Projeto Comunicar
PUC-Rio

  • Facebook
  • Twitter
  • Instagram

Rio de Janeiro, 11 de maio de 2024


País

Feminista pioneira reconhece a força das redes sociais

Monique Rangel - Do Portal

08/03/2012

 Divulgação

Por trás da aparência de uma frágil senhora de 81 anos, praticamente cega, pernas e pés inchados, moradora de Copacabana há 40 anos, as jovens Rachel Tenório, 27 anos, e Úrsula Dalcomo, 26, foram surpreendidas com a vitalidade, o humor e as sempre fortes opiniões da escritora Rose Marie Muraro. Para as integrantes do Coletivo de Mulheres da PUC, grupo feminista que se reúne desde 2009 na universidade, o encontro com a patrona do movimento no Brasil representava mais do que uma oportunidade de discutir pontos pendentes na busca de uma sociedade justa, como a diferença de remuneração ainda observada entre homens e mulheres. Ali, no aconchego do apartamento que lembra casa de vó, livros ao redor, o silêncio interrompido só pelos passos das duas acompanhantes da anfitriã, Rachel, Úrsula e Rose Marie dissiparam o tempo. Conversaram sobre os desafios do feminismo ontem e hoje, sobre as razões muito próximas que as levaram ao caminho comum e, é claro, sobre amenidades – como viagens e namoro. “Ela (Rose Marie) parece uma de nossas companheiras”, emocionou-se Rachel ao deixar o prédio onde passara duas horas de uma manhã inesquecível.

Divulgação Instituto Cultural Rose Marie Muraro Beirava às 10h de sábado quando a octogenária recebeu com espirituosidade as jovens feministas e a equipe do Portal PUC-Rio Digital. “Puxa, acabei de acordar, esqueci o nosso encontro. Querem um suco? Vamos lá, sentem-se, vamos conversar.”, convidou. Era a deixa para um papo que navegaria, com agradável naturalidade, entre as formas de opressão contra a mulher e o papel “delas” na transformação da sociedade, mas também encontraria espaço para confidências como a nova paixão de Rose Marie.  

A escritora, que também é física de formação, destacou a importância crescente da tecnologia para revoluções sociais. Referia-se, em especial, ao computador e às redes sociais. Para ela, a velocidade e a amplitude dessas ferramentas tiveram papel fundamental nas recentes mudanças no mundo árabe e em movimentos como o “Ocupe Wall Street”:

– Hoje, é graças ao Facebook e as redes sociais que a juventude, os filhos dos hippies e das feministas se mobilizam. Eles não querem pagar as contas dos ricos e pedem que o dinheiro flua pelo mundo inteiro. Engraçado que nos anos 70 eu disse que nós estávamos preparando a cabeça da geração do século XXI. E não deu outra. O futuro está com eles, dou a maior força – entusiasmou-se.

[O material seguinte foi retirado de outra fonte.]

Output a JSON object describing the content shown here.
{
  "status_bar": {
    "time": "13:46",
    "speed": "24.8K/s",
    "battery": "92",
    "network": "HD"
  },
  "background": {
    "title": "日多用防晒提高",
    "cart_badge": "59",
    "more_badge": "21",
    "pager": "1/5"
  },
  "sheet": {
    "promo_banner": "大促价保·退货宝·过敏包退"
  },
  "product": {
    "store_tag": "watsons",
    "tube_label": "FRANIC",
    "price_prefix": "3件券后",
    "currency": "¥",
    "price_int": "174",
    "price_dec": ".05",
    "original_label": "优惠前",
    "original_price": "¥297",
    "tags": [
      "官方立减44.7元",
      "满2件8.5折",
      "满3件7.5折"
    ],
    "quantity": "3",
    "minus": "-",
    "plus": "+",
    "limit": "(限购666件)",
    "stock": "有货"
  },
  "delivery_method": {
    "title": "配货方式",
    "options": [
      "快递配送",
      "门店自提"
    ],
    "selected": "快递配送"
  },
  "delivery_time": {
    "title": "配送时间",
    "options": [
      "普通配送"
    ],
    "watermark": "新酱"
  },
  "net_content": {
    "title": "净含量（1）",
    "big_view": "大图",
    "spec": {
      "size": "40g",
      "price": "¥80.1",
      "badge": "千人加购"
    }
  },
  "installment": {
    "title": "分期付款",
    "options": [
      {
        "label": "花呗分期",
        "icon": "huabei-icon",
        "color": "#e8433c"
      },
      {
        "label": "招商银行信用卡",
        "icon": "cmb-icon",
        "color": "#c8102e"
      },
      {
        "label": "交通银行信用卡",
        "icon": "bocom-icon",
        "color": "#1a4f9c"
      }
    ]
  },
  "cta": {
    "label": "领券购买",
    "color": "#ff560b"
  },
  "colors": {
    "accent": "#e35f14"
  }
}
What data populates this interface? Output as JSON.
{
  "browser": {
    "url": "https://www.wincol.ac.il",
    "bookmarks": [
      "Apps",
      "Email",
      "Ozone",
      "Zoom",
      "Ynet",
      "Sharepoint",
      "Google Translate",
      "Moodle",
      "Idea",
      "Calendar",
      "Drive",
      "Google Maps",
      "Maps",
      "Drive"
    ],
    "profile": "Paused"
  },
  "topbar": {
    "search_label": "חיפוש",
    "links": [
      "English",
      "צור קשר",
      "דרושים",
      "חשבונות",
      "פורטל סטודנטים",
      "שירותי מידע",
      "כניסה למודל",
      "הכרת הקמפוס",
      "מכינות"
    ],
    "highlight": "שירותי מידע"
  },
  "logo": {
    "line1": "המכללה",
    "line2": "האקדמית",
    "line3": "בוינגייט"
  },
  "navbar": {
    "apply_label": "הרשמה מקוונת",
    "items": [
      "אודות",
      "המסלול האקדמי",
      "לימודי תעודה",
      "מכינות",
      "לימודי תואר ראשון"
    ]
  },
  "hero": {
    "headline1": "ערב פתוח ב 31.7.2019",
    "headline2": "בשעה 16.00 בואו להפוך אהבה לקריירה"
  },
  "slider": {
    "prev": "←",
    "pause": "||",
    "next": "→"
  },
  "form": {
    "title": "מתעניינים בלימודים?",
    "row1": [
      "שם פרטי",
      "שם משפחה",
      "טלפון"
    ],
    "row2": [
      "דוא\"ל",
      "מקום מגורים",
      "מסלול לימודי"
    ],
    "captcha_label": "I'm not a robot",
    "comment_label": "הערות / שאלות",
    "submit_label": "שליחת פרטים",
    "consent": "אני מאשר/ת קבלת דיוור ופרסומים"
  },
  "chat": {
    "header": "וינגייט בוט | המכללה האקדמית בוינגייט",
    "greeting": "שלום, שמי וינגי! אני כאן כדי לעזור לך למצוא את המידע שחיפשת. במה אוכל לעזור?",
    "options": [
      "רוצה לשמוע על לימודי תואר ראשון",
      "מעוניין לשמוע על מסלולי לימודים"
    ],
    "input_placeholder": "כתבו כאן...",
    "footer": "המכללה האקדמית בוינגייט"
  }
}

Reprodução documentário Trocas de experiências e indicações de materiais com a temática feminista e política não faltaram ao papo. Rose recomendou que as meninas passassem a ler o Le Monde Diplomatique, mas alertou: para terem acesso aos artigos, elas teriam que “soltar uma grana”. Ao ser indagada pelas jovens se tinha visto o filme "A dama de Ferro" (Phyllida Lloyd, 2011), que rendeu à Meryl Streep o Oscar, pela interpretação de Margaret Tatcher, a anfitriã sacou novamente sua inabalada espirituosidade: “Ainda não vi e nem vou ver, porque eu não enxergo”.

O clima descontraído só era interrompido quando a conversa girava em torno de questões pendentes sobre os direitos femininos, como a diferença de salários entre os sexos. Se por um lado, segundo pesquisa do IBGE, em 2010, cerca de 28% dos lares brasileiros eram chefiados por “elas”, por outro,  a quarta edição do levantamento (“Retrato das Desigualdades de Gênero e Raça”, lançada em novembro do ano passado) aponta que as mulheres continuam ganhando menos do que os homens. O rendimento médio mensal do homem, em 2009, era R$ 1.149; o da mulher, R$ 756. Sendo que a mulher branca recebe, em média, R$ 957 e a negra, R$ 544.

Na avaliação de Rose Marie, a educação se mostra insuficiente para diminuir tal diferença. Ela responsabiliza o capitalismo pela manutenção de "uma sociedade sexista com preconceito racial":

Divulgação Instituto Cultural Rose Marie Muraro – A mais-valia vem justamente do trabalho da mulher e dos negros. Eles (os capitalistas) precisam da submissão da mulher e do racismo. Primeiro vem o trabalhador branco, depois a trabalhadora branca, o trabalhador negro, e quem leva o peso da sociedade é a mulher negra.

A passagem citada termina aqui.